James Blake has moved on. Enough Thunder, Blake’s latest EP, continues his movement along the singer/producer spectrum, dominated by piano and Blake’s less-adorned-than-usual voice. “A Case Of You” and the EP’s title track are the starkest examples, simple recordings of Blake at his piano without the usual studio ornamentation found on earlier releases. Though the songs, and much of the album, take a stripped down approach, they are far from stagnant or bare; as he illustrated on his debut, Blake has an ear for tension, release, and the silence in between, and he employs them generously. Even on the live take of “A Case Of You,” he meticulously controls the ebb and flow of both voice and keys, taking Joni Mitchell’s original and adding a pulsing, brooding feel.
Not all tracks on Enough Thunder are similarly exposed. “Fall Creek Boys Choir” features vocals from Justin Vernon – an artist who, like Blake, is celebrated by many but pilloried by some – and effects are judiciously applied. The layered tune exposes the emotional distance of Blake’s vocals in comparison to Vernon’s soul-baring falsetto, but shows that Blake isn’t afraid to twiddle the knobs. It is a new feeling for Blake, with big gaudy drums and original non-Blake vocals, and though it is far from his strongest track it is a continued commitment to never standing still.
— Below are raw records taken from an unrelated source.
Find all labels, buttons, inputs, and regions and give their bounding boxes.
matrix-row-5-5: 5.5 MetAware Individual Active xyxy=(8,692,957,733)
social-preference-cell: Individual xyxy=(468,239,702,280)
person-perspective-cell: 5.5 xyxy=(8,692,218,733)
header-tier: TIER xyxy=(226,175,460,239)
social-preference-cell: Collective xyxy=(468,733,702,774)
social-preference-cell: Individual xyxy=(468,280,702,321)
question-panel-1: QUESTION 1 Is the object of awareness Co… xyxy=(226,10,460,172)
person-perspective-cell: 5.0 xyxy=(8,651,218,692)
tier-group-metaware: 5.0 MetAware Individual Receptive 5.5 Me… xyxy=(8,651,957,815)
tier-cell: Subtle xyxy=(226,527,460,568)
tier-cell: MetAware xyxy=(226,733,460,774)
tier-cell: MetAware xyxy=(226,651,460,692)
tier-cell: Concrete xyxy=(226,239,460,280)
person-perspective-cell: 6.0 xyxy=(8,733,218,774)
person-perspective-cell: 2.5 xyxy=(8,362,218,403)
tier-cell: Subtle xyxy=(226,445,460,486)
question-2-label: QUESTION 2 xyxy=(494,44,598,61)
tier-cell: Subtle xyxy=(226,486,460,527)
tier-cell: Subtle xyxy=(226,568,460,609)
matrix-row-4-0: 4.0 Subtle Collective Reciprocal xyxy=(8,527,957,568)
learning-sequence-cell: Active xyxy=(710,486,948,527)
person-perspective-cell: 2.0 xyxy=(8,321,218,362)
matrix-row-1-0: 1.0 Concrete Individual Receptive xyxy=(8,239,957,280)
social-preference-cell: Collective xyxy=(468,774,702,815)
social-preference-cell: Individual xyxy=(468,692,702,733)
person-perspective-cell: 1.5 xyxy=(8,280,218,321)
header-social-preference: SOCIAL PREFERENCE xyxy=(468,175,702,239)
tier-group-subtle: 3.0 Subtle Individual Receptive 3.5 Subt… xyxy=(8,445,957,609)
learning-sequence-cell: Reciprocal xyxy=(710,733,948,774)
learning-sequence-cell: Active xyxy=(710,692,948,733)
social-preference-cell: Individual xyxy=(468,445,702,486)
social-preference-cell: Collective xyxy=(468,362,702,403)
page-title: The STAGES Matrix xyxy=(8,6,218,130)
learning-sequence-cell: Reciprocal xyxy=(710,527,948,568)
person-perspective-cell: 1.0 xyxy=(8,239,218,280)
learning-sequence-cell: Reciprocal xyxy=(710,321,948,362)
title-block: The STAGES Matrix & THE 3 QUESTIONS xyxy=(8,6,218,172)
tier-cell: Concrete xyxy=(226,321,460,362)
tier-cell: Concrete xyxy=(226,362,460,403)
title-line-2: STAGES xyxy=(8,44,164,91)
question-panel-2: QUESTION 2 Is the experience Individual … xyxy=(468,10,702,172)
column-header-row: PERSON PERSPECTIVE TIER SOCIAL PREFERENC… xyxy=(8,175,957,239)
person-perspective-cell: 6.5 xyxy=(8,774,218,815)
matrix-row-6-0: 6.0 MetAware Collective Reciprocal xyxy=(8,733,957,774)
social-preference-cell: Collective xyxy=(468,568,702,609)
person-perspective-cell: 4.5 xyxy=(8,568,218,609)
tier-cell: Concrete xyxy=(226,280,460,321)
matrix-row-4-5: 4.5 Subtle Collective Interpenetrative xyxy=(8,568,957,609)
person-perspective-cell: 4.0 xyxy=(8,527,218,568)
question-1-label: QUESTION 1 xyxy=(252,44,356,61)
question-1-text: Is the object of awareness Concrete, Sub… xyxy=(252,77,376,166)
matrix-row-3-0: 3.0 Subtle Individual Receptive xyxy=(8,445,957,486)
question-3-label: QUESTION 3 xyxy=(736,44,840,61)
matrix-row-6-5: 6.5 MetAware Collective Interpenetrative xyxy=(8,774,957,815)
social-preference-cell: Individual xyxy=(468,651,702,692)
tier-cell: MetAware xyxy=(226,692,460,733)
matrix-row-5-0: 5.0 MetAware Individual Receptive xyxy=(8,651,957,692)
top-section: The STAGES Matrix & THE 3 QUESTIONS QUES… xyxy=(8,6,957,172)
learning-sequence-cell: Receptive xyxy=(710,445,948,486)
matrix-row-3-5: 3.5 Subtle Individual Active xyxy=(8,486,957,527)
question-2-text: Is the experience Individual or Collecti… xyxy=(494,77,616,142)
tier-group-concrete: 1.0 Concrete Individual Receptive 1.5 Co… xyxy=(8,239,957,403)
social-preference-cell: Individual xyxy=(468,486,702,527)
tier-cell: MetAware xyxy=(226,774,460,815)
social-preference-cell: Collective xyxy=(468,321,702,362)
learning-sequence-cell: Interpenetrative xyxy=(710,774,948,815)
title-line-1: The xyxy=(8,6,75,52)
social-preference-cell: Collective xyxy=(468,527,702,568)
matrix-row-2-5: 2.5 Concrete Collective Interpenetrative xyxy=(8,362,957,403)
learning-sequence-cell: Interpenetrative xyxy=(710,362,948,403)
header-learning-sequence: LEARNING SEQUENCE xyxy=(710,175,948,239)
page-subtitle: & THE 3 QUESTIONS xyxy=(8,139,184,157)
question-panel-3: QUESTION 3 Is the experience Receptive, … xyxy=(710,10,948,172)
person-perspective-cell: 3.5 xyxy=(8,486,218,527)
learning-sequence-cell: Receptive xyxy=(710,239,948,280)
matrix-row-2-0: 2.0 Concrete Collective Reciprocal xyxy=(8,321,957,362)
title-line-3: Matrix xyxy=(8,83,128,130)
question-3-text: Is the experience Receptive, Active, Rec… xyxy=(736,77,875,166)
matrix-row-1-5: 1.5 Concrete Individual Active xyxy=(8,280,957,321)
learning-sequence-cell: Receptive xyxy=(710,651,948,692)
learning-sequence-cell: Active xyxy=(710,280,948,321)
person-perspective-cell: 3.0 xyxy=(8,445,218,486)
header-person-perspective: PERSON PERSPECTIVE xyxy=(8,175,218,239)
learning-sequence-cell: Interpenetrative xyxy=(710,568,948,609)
Enough Thunder is full of introspective songs, both sonically and lyrically, to the extent that some seem as if Blake is simply singing to himself at the piano. As on Vernon’s latest release, many of Blake’s lyrics – though repeated many times – are difficult to decipher. More than ever, he uses his vocals as an instrument, rather than as a driving thematic force. “Once We All Agree,” is ethereal, with low piano chords the sole anchor to solid ground. “We Might Feel Unsound,” a track that fits aesthetically with Blake’s Klavierwerke EP, belies the influence of Burial, perhaps the best embodiment of Blake’s definition of dubstep.
Enough Thunder’s penultimate track brings it all together, combining his piano and voice with gentle synth swells and rubbery bass touches. “Not Long Now” is dubstep for blue whales, and it’s finished off with the most whimsical twenty seconds in Blake’s discography. The snippet that closes the song is a wink, and it’s my favorite moment on the album.
In a recent interview, Blake derided the dubstep that has found mainstream success in the United States, calling it a pissing contest to see “who can make the dirtiest, filthiest bass sound.” His latest EP closes with “Enough Thunder,” without even a sniff of bass. “Maybe there’s enough thunder,” he posits. “Tell me, are you with me?”
I doubt we’ve heard the last of James Blake’s thunder days, though he’s more disposed to the lighter side of things on this record. His live concerts show his deep love of deep bass, and he has recently begun including dance tracks like “CMYK” into his live set once more. Enough Thunder is not Blake’s most dynamic or genre-defying work, but neither is it a definitive statement of what is to come. Instead, it is a snapshot of a period of his creativity, a peek into his sketchbook. If you love it, love it. But if it bores you, know that James Blake is probably bored of it too. James Blake is moving on.